Blog politique des membres de Republique et Socialisme en Bretagne
Sarkozy a plusieurs qualités, inédites, jusqu'à présent, chez un Président de la République:
1 -Il a prouvé qu'il n'était nullement nécessaire d'atteindre la maturité psychologique pour exercer cette fonction; ayant eu une enfance financièrement
difficile, il est toujours admiratif devant sa réussite, et, comme un gamin, il tient à le faire publiquement savoir, même si cela lui nuit politiquement: soirée du Fouquet's pour bien afficher
ses liens avec les milieux de la haute finance que d'autres cherchent plutôt à dissimuler, retraite avant de commencer à exercer sa fonction (le mot retraite évoquant plutôt une période de
recueillement et d'introspection dans une abbaye cistercienne) sur le yacht d'un homme d'affaires, alors que ce ne sont pas les résidences de luxe qui manquent à un Président; triplement officiel
de son salaire, alors que ce ne sont pas les moyens plus discrets de décupler ses revenus officiels qui manquent à un Président, etc.;
2 -Il a prouvé qu'on pouvait totalement déconnecter ses discours de ses actes: Guaino pour les discours sur la nécessité de réguler le capitalisme qu'un
leader de gauche pourrait tenir, action toujours en faveur de la haute finance: aujourd'hui encore, où il est question de s'attaquer aux niches fiscales, on ne parle pas de celle créée par son
gouvernement, à l'initiative de Copé, sur la défiscalisation du bénéfice des ventes de leurs filiales par les grandes sociétés (3 milliards par an);
3- Il a le sens de l'amitié (encouragements publics à Johnny Halliday lorsqu'il tentait de s'exiler fiscalement à Gstaad) et celui de la famille (tentative
de nomination de son fils à la tête de l' EPAD, récompensant les qualités exceptionnelles de persévérance d'un garçon qui est en train de tripler sa deuxième année de droit);
4- Il a su innover le style des conférences de presse ("Carla et moi, c'est du sérieux": imagine-t-on De Gaulle lançant "Yvonne et moi, c'est du sérieux"?)
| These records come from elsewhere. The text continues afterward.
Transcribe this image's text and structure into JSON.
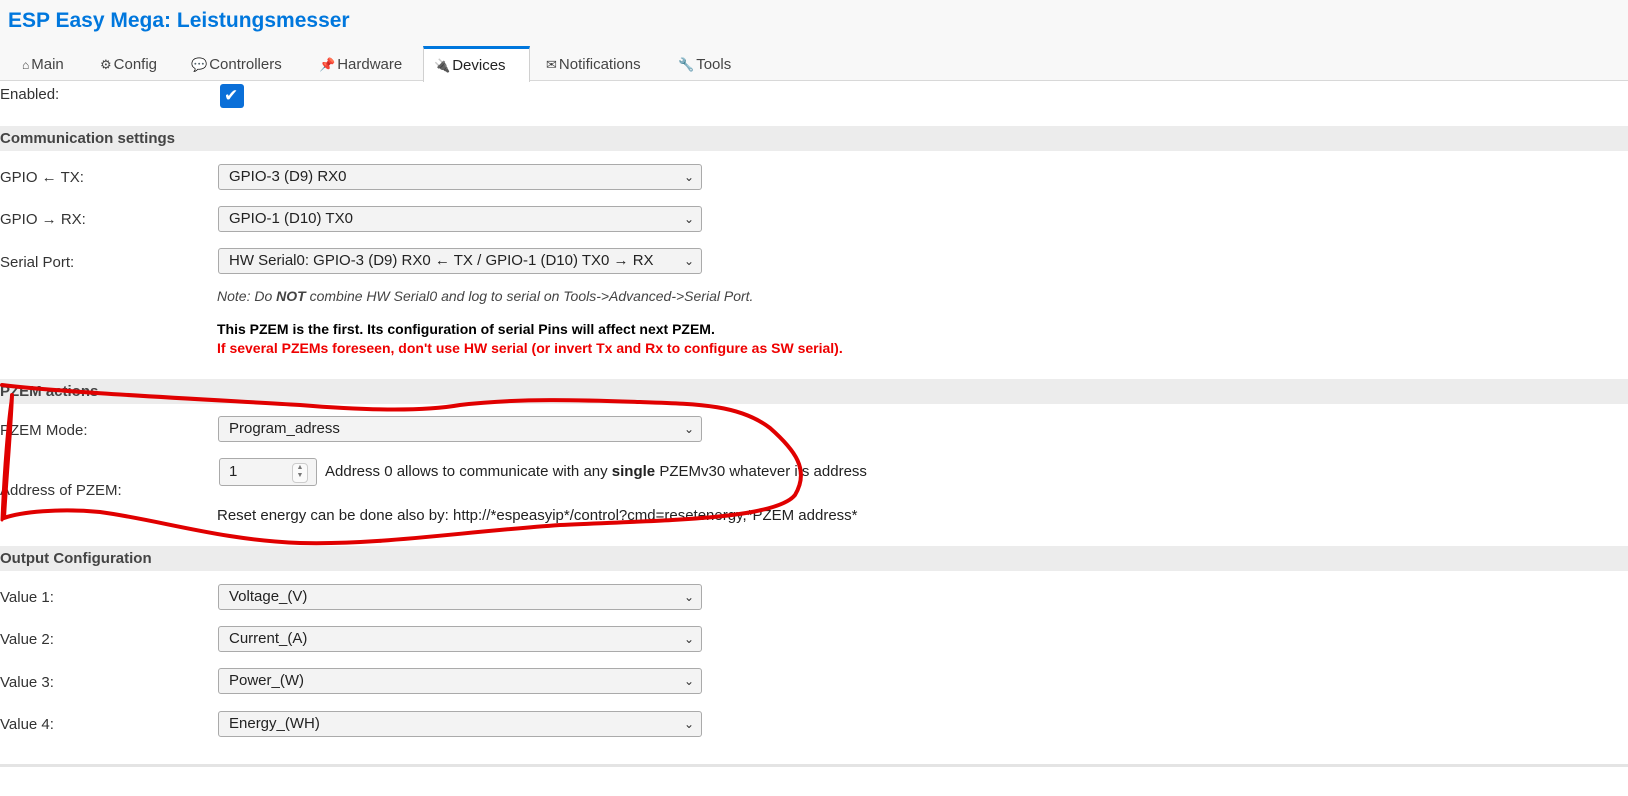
{
  "app_title": "ESP Easy Mega: Leistungsmesser",
  "tabs": [
    {
      "label": "Main",
      "icon": "home-icon",
      "glyph": "⌂"
    },
    {
      "label": "Config",
      "icon": "gear-icon",
      "glyph": "⚙"
    },
    {
      "label": "Controllers",
      "icon": "chat-icon",
      "glyph": "💬"
    },
    {
      "label": "Hardware",
      "icon": "pin-icon",
      "glyph": "📌"
    },
    {
      "label": "Devices",
      "icon": "plug-icon",
      "glyph": "🔌",
      "active": true
    },
    {
      "label": "Notifications",
      "icon": "mail-icon",
      "glyph": "✉"
    },
    {
      "label": "Tools",
      "icon": "wrench-icon",
      "glyph": "🔧"
    }
  ],
  "enabled": {
    "label": "Enabled:",
    "checked": true,
    "check_glyph": "✔"
  },
  "communication": {
    "heading": "Communication settings",
    "gpio_tx": {
      "label": "GPIO ← TX:",
      "value": "GPIO-3 (D9) RX0"
    },
    "gpio_rx": {
      "label": "GPIO → RX:",
      "value": "GPIO-1 (D10) TX0"
    },
    "serial_port": {
      "label": "Serial Port:",
      "value": "HW Serial0: GPIO-3 (D9) RX0 ← TX / GPIO-1 (D10) TX0 → RX"
    },
    "note_prefix": "Note: Do ",
    "note_bold": "NOT",
    "note_suffix": " combine HW Serial0 and log to serial on Tools->Advanced->Serial Port.",
    "first_pzem_msg": "This PZEM is the first. Its configuration of serial Pins will affect next PZEM.",
    "warning_msg": "If several PZEMs foreseen, don't use HW serial (or invert Tx and Rx to configure as SW serial)."
  },
  "pzem_actions": {
    "heading": "PZEM actions",
    "mode": {
      "label": "PZEM Mode:",
      "value": "Program_adress"
    },
    "address": {
      "label": "Address of PZEM:",
      "value": "1",
      "hint_prefix": "Address 0 allows to communicate with any ",
      "hint_bold": "single",
      "hint_suffix": " PZEMv30 whatever its address"
    },
    "reset_text": "Reset energy can be done also by: http://*espeasyip*/control?cmd=resetenergy,*PZEM address*"
  },
  "output": {
    "heading": "Output Configuration",
    "values": [
      {
        "label": "Value 1:",
        "value": "Voltage_(V)"
      },
      {
        "label": "Value 2:",
        "value": "Current_(A)"
      },
      {
        "label": "Value 3:",
        "value": "Power_(W)"
      },
      {
        "label": "Value 4:",
        "value": "Energy_(WH)"
      }
    ]
  },
  "chevron_glyph": "⌄",
  "spinner_glyphs": {
    "up": "▲",
    "down": "▼"
  },
  "colors": {
    "accent": "#0077dd",
    "warning": "#ee0000",
    "annotation": "#e00000",
    "section_bg": "#ececec"
  }
}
et tirer les conséquences de ses échecs (cette conférence fut la première et la dernière de son quinquennat);
5- Il a compris qu'en politique, les effets d'annonce comptent plus que les réalisations: on attend encore les décrets d'application de la loi sur les tests
ADN des regroupements familiaux, et la loi organique permettant les référendums d'initiative populaire prévus par la réforme constitutionnelle qu'il a fait voter;
6-Il a prouvé, avec la mise en scène de la politique d'expulsion des Roms (qui continue exactement au même rythme que les années précédentes) que l'image de
la France comptait moins que les stratégies électoralistes;
7- Il est fidèle à lui-même, multipliant les "opérations coup de poing" dans les cités, dont l'inefficacité n'est plus à démontrer, et en supprimant la
police de proximité dont tout le monde déplore la disparition;
8- Surtout, il sait se protéger de ses points faibles, comme il l'a prouvé en déclarant à Michel Onfray "Je ne connais pas de phrase plus stupide que le
"connais-toi toi-même" de Socrate"; car, s'il se connaissait lui-même, il n'aurait jamais été candidat à la Présidence.